Quotes about al-Khwarizmi

  • Multicultural education is certainly important, but it should not be about bundling children into preordained faith schools. Awareness of world civilisation and history is necessary. Religious madrasas may take little interest in the fact that when a modern mathematician invokes an "algorithm" to solve a difficult computational problem, she helps to commemorate the secular contributions of Al-Khwarizmi, the great ninth-century Muslim mathematician, from whose name the term algorithm is derived ("algebra" comes from his book, Al Jabr wa-al-Muqabilah). There is no reason at all why old Brits as well as new Brits should not celebrate those grand connections. The world is not a federation of religious ethnicities.
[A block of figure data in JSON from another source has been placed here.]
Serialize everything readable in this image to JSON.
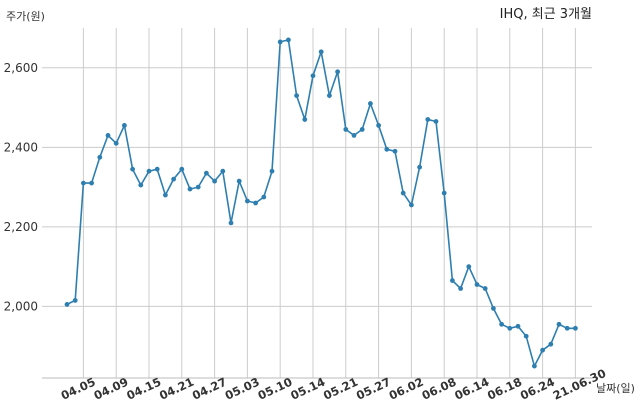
{
  "chart_data": {
    "type": "line",
    "title": "IHQ, 최근 3개월",
    "xlabel": "날짜(일)",
    "ylabel": "주가(원)",
    "ylim": [
      1820,
      2700
    ],
    "yticks": [
      2000,
      2200,
      2400,
      2600
    ],
    "ytick_labels": [
      "2,000",
      "2,200",
      "2,400",
      "2,600"
    ],
    "xlabels": [
      "04.05",
      "04.09",
      "04.15",
      "04.21",
      "04.27",
      "05.03",
      "05.10",
      "05.14",
      "05.21",
      "05.27",
      "06.02",
      "06.08",
      "06.14",
      "06.18",
      "06.24",
      "21.06.30"
    ],
    "xlabel_indices": [
      2,
      6,
      10,
      14,
      18,
      22,
      26,
      30,
      34,
      38,
      42,
      46,
      50,
      54,
      58,
      62
    ],
    "grid": true,
    "color": "#2e7fb0",
    "series": [
      {
        "values": [
          2005,
          2015,
          2310,
          2310,
          2375,
          2430,
          2410,
          2455,
          2345,
          2305,
          2340,
          2345,
          2280,
          2320,
          2345,
          2295,
          2300,
          2335,
          2315,
          2340,
          2210,
          2315,
          2265,
          2260,
          2275,
          2340,
          2665,
          2670,
          2530,
          2470,
          2580,
          2640,
          2530,
          2590,
          2445,
          2430,
          2445,
          2510,
          2455,
          2395,
          2390,
          2285,
          2255,
          2350,
          2470,
          2465,
          2285,
          2065,
          2045,
          2100,
          2055,
          2045,
          1995,
          1955,
          1945,
          1950,
          1925,
          1850,
          1890,
          1905,
          1955,
          1945,
          1945
        ]
      }
    ]
  }
}
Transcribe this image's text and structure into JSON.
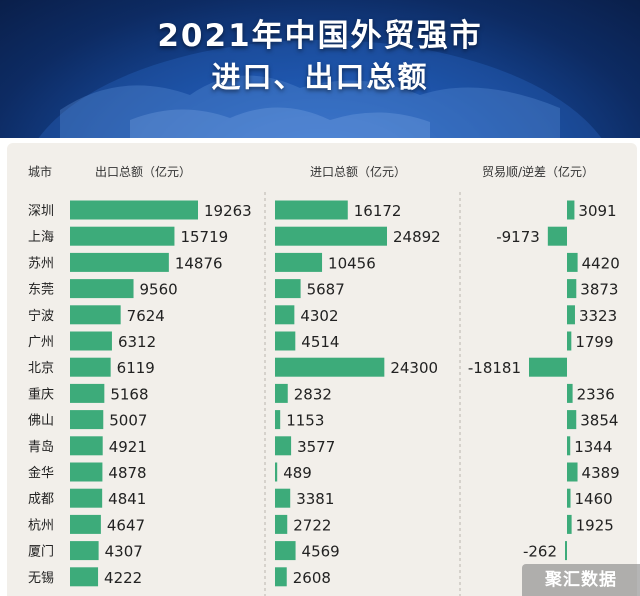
{
  "header": {
    "title_line1": "2021年中国外贸强市",
    "title_line2": "进口、出口总额"
  },
  "watermark": "聚汇数据",
  "colors": {
    "bar": "#3dab7a",
    "banner": "#174a9c",
    "panel": "#f2efea",
    "text": "#222222"
  },
  "chart_data": {
    "type": "bar",
    "column_headers": [
      "城市",
      "出口总额（亿元）",
      "进口总额（亿元）",
      "贸易顺/逆差（亿元）"
    ],
    "categories": [
      "深圳",
      "上海",
      "苏州",
      "东莞",
      "宁波",
      "广州",
      "北京",
      "重庆",
      "佛山",
      "青岛",
      "金华",
      "成都",
      "杭州",
      "厦门",
      "无锡"
    ],
    "series": [
      {
        "name": "出口总额（亿元）",
        "values": [
          19263,
          15719,
          14876,
          9560,
          7624,
          6312,
          6119,
          5168,
          5007,
          4921,
          4878,
          4841,
          4647,
          4307,
          4222
        ]
      },
      {
        "name": "进口总额（亿元）",
        "values": [
          16172,
          24892,
          10456,
          5687,
          4302,
          4514,
          24300,
          2832,
          1153,
          3577,
          489,
          3381,
          2722,
          4569,
          2608
        ]
      },
      {
        "name": "贸易顺/逆差（亿元）",
        "values": [
          3091,
          -9173,
          4420,
          3873,
          3323,
          1799,
          -18181,
          2336,
          3854,
          1344,
          4389,
          1460,
          1925,
          -262,
          null
        ]
      }
    ],
    "grid": false,
    "legend": "none"
  }
}
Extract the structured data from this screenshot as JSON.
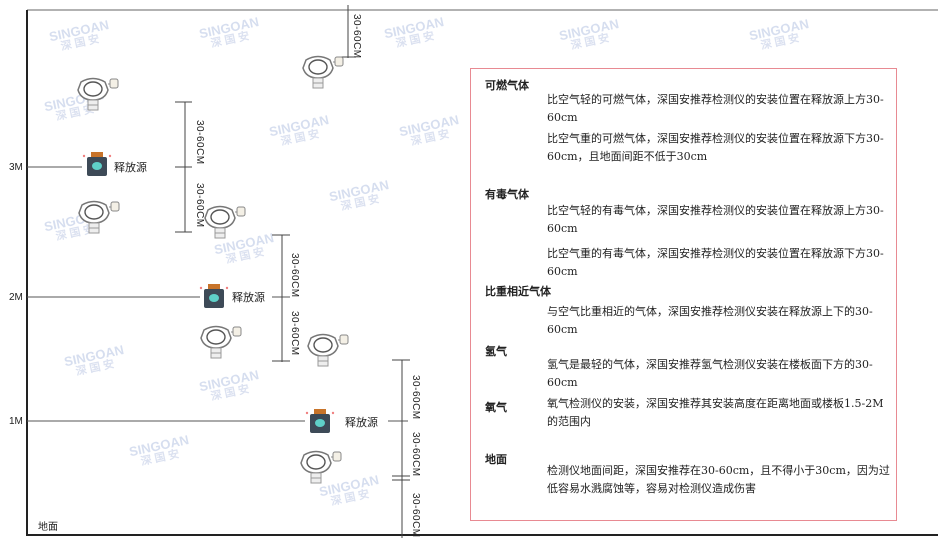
{
  "watermark": {
    "brand": "SINGOAN",
    "cn": "深国安"
  },
  "levels": [
    "3M",
    "2M",
    "1M"
  ],
  "ground_label": "地面",
  "source_label": "释放源",
  "dimension_label": "30-60CM",
  "panel": {
    "sections": [
      {
        "title": "可燃气体",
        "paragraphs": [
          "比空气轻的可燃气体，深国安推荐检测仪的安装位置在释放源上方30-60cm",
          "比空气重的可燃气体，深国安推荐检测仪的安装位置在释放源下方30-60cm，且地面间距不低于30cm"
        ]
      },
      {
        "title": "有毒气体",
        "paragraphs": [
          "比空气轻的有毒气体，深国安推荐检测仪的安装位置在释放源上方30-60cm",
          "比空气重的有毒气体，深国安推荐检测仪的安装位置在释放源下方30-60cm"
        ]
      },
      {
        "title": "比重相近气体",
        "paragraphs": [
          "与空气比重相近的气体，深国安推荐检测仪安装在释放源上下的30-60cm"
        ]
      },
      {
        "title": "氢气",
        "paragraphs": [
          "氢气是最轻的气体，深国安推荐氢气检测仪安装在楼板面下方的30-60cm"
        ]
      },
      {
        "title": "氧气",
        "paragraphs": [
          "氧气检测仪的安装，深国安推荐其安装高度在距离地面或楼板1.5-2M的范围内"
        ]
      },
      {
        "title": "地面",
        "paragraphs": [
          "检测仪地面间距，深国安推荐在30-60cm，且不得小于30cm，因为过低容易水溅腐蚀等，容易对检测仪造成伤害"
        ]
      }
    ]
  },
  "colors": {
    "panel_border": "#e88a92",
    "source_body": "#3d4a57",
    "source_cap": "#c8742a",
    "source_face": "#5fd0c8"
  }
}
Nor, one hopes, is Britain.
    • Amartya Sen, "Solution to cultural confusion is freedom and reason", Financial Times (November 29, 2005)
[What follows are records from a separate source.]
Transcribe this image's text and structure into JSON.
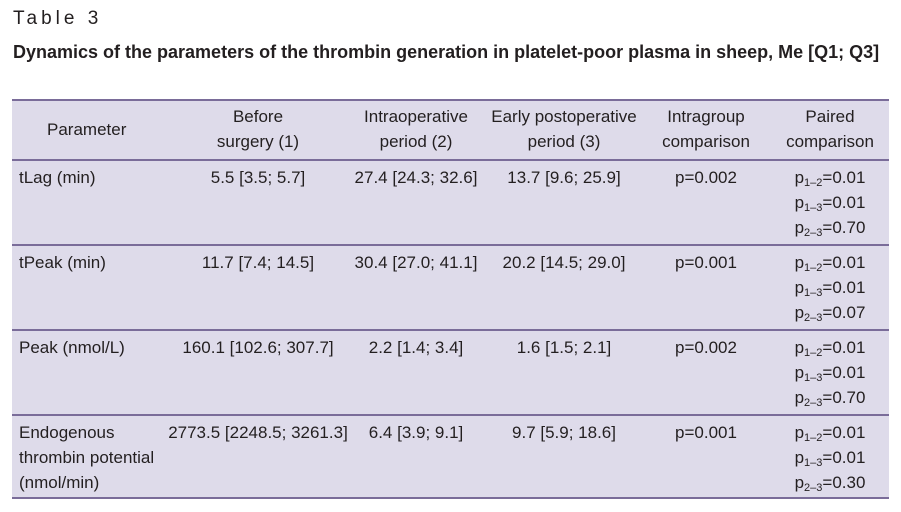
{
  "table_label": "Table 3",
  "caption": "Dynamics of the parameters of the thrombin generation in platelet-poor plasma in sheep, Me [Q1; Q3]",
  "headers": {
    "parameter": "Parameter",
    "before_1": "Before",
    "before_2": "surgery (1)",
    "intra_1": "Intraoperative",
    "intra_2": "period (2)",
    "early_1": "Early postoperative",
    "early_2": "period (3)",
    "intragroup_1": "Intragroup",
    "intragroup_2": "comparison",
    "paired_1": "Paired",
    "paired_2": "comparison"
  },
  "rows": [
    {
      "parameter": [
        "tLag (min)"
      ],
      "before": "5.5 [3.5; 5.7]",
      "intra": "27.4 [24.3; 32.6]",
      "early": "13.7 [9.6; 25.9]",
      "intragroup": "p=0.002",
      "paired": [
        {
          "p": "p",
          "sub": "1–2",
          "val": "=0.01"
        },
        {
          "p": "p",
          "sub": "1–3",
          "val": "=0.01"
        },
        {
          "p": "p",
          "sub": "2–3",
          "val": "=0.70"
        }
      ]
    },
    {
      "parameter": [
        "tPeak (min)"
      ],
      "before": "11.7 [7.4; 14.5]",
      "intra": "30.4 [27.0; 41.1]",
      "early": "20.2 [14.5; 29.0]",
      "intragroup": "p=0.001",
      "paired": [
        {
          "p": "p",
          "sub": "1–2",
          "val": "=0.01"
        },
        {
          "p": "p",
          "sub": "1–3",
          "val": "=0.01"
        },
        {
          "p": "p",
          "sub": "2–3",
          "val": "=0.07"
        }
      ]
    },
    {
      "parameter": [
        "Peak (nmol/L)"
      ],
      "before": "160.1 [102.6; 307.7]",
      "intra": "2.2 [1.4; 3.4]",
      "early": "1.6 [1.5; 2.1]",
      "intragroup": "p=0.002",
      "paired": [
        {
          "p": "p",
          "sub": "1–2",
          "val": "=0.01"
        },
        {
          "p": "p",
          "sub": "1–3",
          "val": "=0.01"
        },
        {
          "p": "p",
          "sub": "2–3",
          "val": "=0.70"
        }
      ]
    },
    {
      "parameter": [
        "Endogenous",
        "thrombin potential",
        "(nmol/min)"
      ],
      "before": "2773.5 [2248.5; 3261.3]",
      "intra": "6.4 [3.9; 9.1]",
      "early": "9.7 [5.9; 18.6]",
      "intragroup": "p=0.001",
      "paired": [
        {
          "p": "p",
          "sub": "1–2",
          "val": "=0.01"
        },
        {
          "p": "p",
          "sub": "1–3",
          "val": "=0.01"
        },
        {
          "p": "p",
          "sub": "2–3",
          "val": "=0.30"
        }
      ]
    }
  ]
}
  • Of course the Arabs themselves never laid claim to the invention, always recognizing their indebtedness to the Hindus both for the numeral forms and for the distinguishing feature of place value. Foremost among these writers was the great master of the golden age of Bagdad, one of the first of the Arab writers to collect the mathematical classics of both the East and the West, preserving them and finally passing them on to awakening Europe. This man was Mohammed the Son of Moses, from Khowarezm, or, more after the manner of the Arab, Mohammed ibn Mūsā al-Khowārazmī, a man of great learning and one to whom the world is much indebted for its present knowledge of algebra and of arithmetic. Of him there will often be occasion to speak; and in the arithmetic which he wrote, and of which Adelhard of Bath (c. 1130) may have made the translation or paraphrase, he stated distinctly that the numerals were due to the Hindus. This is as plainly asserted by later Arab writers, even to the present day. Indeed the phrase ilm hindī, "Indian science," is used by them for arithmetic, as [is] also the adjective hindī alone.